ABSTRACT Young people across the globe willingly join the military, knowing that they may be required to kill, maim, and perhaps even die. Considering the starkness of this barebone condition, armed forces strive to make enlisting desirable through recruitment campaigns. While the appeal of military aspirational promises – particularly the promise of manhood – figure centrally in much critical scholarship, the detailed components of these pledges warrant closer scrutiny. This article therefore explores the aspirational promises pledged in military recruitment campaigns from the US Army and the Swedish Armed Forces. Based on a narrative analysis of video testimonials in which ‘real’ soldiers tell their enlistment stories, we lay bare the overarching story grammar made up of distinct plot points (lack, hardship, agency and growth) that comprise the aspirational promises in these campaigns.
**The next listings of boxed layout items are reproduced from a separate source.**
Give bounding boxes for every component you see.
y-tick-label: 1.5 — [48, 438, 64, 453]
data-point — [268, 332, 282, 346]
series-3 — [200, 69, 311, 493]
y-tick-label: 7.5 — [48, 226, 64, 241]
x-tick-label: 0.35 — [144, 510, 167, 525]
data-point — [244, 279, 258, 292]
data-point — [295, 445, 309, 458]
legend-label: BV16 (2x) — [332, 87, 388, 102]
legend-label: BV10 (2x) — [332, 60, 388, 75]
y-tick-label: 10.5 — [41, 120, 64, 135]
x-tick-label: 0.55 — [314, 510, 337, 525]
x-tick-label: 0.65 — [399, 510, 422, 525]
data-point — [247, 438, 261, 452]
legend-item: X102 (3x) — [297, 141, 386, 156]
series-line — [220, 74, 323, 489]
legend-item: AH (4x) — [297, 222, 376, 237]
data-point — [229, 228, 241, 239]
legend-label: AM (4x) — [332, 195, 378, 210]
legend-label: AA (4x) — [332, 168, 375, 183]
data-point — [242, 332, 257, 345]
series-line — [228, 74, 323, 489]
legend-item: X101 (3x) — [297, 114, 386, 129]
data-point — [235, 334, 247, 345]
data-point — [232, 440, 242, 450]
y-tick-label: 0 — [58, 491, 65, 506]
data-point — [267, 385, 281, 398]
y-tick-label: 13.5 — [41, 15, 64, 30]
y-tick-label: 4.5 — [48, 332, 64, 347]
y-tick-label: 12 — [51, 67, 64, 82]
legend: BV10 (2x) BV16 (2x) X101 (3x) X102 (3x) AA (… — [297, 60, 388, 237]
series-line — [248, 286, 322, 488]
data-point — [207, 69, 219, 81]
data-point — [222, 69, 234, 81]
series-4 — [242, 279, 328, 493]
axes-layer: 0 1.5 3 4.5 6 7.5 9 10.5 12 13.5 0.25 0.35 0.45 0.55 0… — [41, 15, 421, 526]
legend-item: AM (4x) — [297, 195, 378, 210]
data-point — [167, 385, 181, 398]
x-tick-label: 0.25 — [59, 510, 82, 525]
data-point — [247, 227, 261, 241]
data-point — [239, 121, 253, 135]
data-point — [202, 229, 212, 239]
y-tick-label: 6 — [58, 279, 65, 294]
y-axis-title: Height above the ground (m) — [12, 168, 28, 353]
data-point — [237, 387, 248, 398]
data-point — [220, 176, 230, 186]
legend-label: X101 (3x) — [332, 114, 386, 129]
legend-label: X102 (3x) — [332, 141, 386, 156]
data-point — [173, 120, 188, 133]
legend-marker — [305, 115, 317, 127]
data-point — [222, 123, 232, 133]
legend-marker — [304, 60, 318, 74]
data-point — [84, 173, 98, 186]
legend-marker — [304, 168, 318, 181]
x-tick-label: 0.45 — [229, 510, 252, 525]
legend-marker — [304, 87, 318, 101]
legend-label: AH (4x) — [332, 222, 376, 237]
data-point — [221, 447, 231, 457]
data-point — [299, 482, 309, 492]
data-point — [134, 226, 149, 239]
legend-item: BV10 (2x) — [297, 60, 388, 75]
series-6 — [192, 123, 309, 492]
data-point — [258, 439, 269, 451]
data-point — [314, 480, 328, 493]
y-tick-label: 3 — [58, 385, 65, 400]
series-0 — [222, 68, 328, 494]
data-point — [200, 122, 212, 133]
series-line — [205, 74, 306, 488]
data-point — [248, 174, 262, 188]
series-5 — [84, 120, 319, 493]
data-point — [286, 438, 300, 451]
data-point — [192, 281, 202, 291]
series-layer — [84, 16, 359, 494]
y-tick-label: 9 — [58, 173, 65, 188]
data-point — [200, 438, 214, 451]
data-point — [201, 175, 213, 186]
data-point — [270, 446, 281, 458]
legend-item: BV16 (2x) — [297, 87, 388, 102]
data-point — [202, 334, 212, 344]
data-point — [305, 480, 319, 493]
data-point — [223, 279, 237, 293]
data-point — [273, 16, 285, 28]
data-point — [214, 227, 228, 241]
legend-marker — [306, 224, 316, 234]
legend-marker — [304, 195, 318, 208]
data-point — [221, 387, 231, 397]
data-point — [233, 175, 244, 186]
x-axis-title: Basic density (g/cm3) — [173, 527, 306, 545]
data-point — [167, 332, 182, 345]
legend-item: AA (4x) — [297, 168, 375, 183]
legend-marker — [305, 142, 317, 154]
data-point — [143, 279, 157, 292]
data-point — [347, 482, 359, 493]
In tracing these plot points in two distinct sites, the article offers well-needed insight into how the appeal of contemporary soldiering is being constructed and how this appeal attempts to govern potential soldiers. Despite their differences, the campaigns present soldiering as a or the way to regulate and govern the self in relation to norms about what constitutes a successful, self-fulfilled or complete citizen-subject. The aspirational figures in the testimonials promise that one can redress one’s deficiencies and transcend the racialized, gendered, and classed, etc. limits one confronts in oneself and in civilian life. These soldier stories, despite their hyperreal climaxes and journeys, appear to be real and lived and theirs. Vitally, they could also be ours.